いつしか日が沈んで空の星が見えるようになっていた。広場の横の噴水の水面に月が映っている。
「アスラ。こんな時間まで何やってるのよ?」
噴水の水面に映る影。ステラだった。
「ステラ。僕さ、魔法が怖くなっちゃったみたいなんだ。」
ステラが噴水のフチに座っていた僕の横に座る。
「そりゃあ、しょうがないよ。殺されかけたんだから。魔法は人を殺すことができるんだよ。怖いのは当たり前だよ。」
「わからないんだ。僕は魔法を勉強して知った気になっていた。スキルでどんな魔法も作れて、魔法なんて簡単だって。でも、僕は魔法のことを何も知らなかった。」
「これからもっと知っていけばいいじゃない。私はね、アスラは大丈夫だってわかってるよ。」
ステラが僕の頭を両手で抱えて自分に引き寄せる。僕はステラに抱かれてステラの匂いに包まれて、あの日以来やっと安堵した。ステラが僕の頭を撫でて言う。
「アスラだったら絶対に大丈夫。時間がかかっても、絶対に立ち直る。」
「……うん。ありがとう、ステラ。……落ち着いた。」
それから少しの間、そのまま僕はステラに身をまかせていた。そして、ステラが寮に帰るのを見送った後、僕は再び星空を仰いだ。
そうだ、これから僕は魔法を知っていけばいい。攻撃魔法だってどうして威力が違うのかその仕組みも、自分が作った魔法陣の意味も何もわからないから怖くなるんだ。すべては知ることからだ。
「……アスラ。」
「え?」
いつの間にか僕の横にはファーがいた。
「アスラ……あのね。もしも無理だったら大会は辞退しようか?」
ファーが真剣な眼差しで僕を見る。ファーをそんな風に悩ませてしまっていたなんて。僕はファーに向けて笑顔を作り、それでいてファーから目を逸らさず言った。

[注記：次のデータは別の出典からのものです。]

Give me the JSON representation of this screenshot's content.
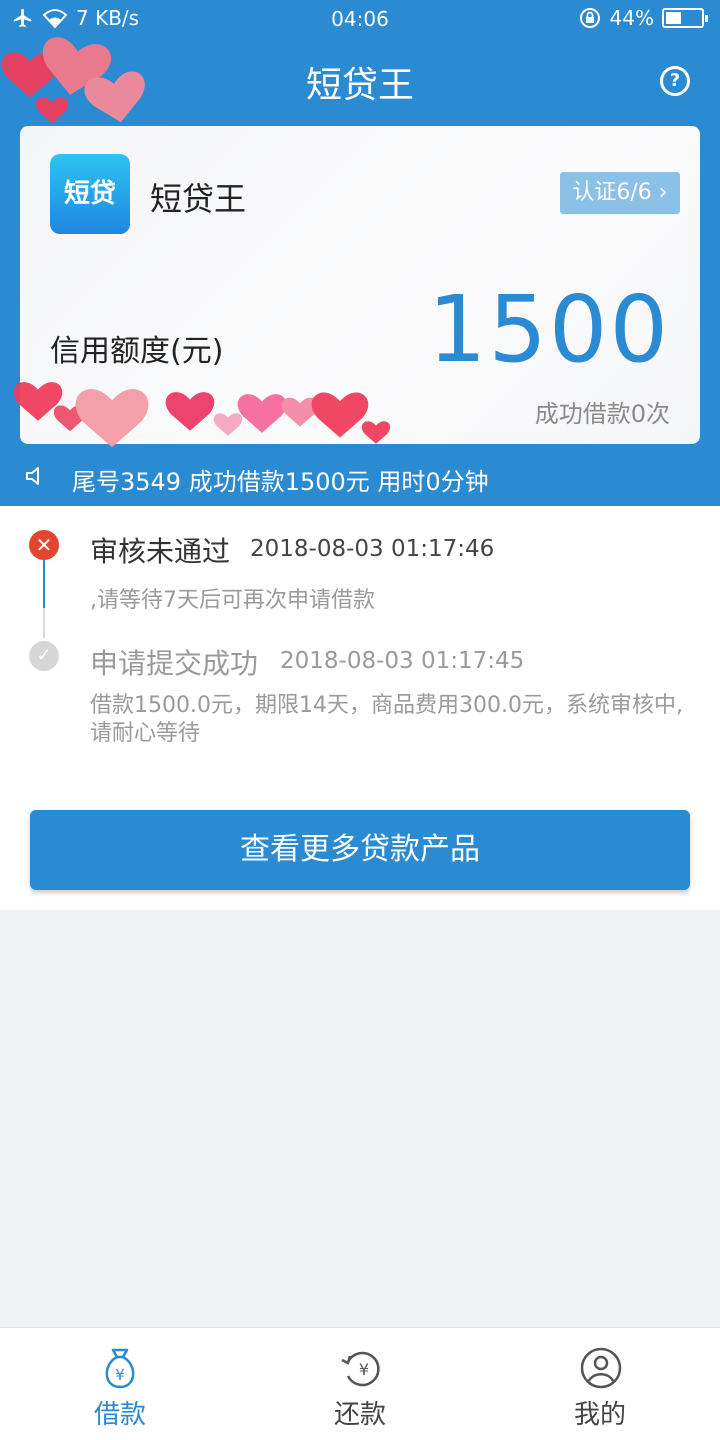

「僕は大丈夫。……今はまだ魔法が怖い。それは確かだけど、絶対に乗り越えてみせるから。だからファー、待っていてほしい。」
ファーは僕の目の奥の覚悟を察してくれたのか、頷きながら答えてくれた。
「わかったわ。アスラ。」
ファーの目線が僕の頭の方に向いたかと思うと、ファーの手が僕の頭を撫でる。撫で撫でと。
「ファー?」
「さっき、ステラがこうしてたでしょ?」
「見てたの!?」
「うん。」
「あ、ありがとう。」
「どういたしまして。」
僕は自分の頬が熱を帯びていくのを感じた。熱い。ファーの顔が目の前にある。さっきよりも近い。ファーの頬も少し桃色になっているように感じるのは気のせいだろうか? 月明かりは心許なく僕は確証を得ることができなかった。
「私も今だったら、アスラは乗り越えられるってアスラの言葉を信じられるわ。だから何の不安もないの。」
「ファー……。」
「アスラ……。」
ファーは、僕がそろそろ部屋に帰ると言うまでずっと僕の頭を撫でてくれていた。みんな優しくて僕は嬉しかった。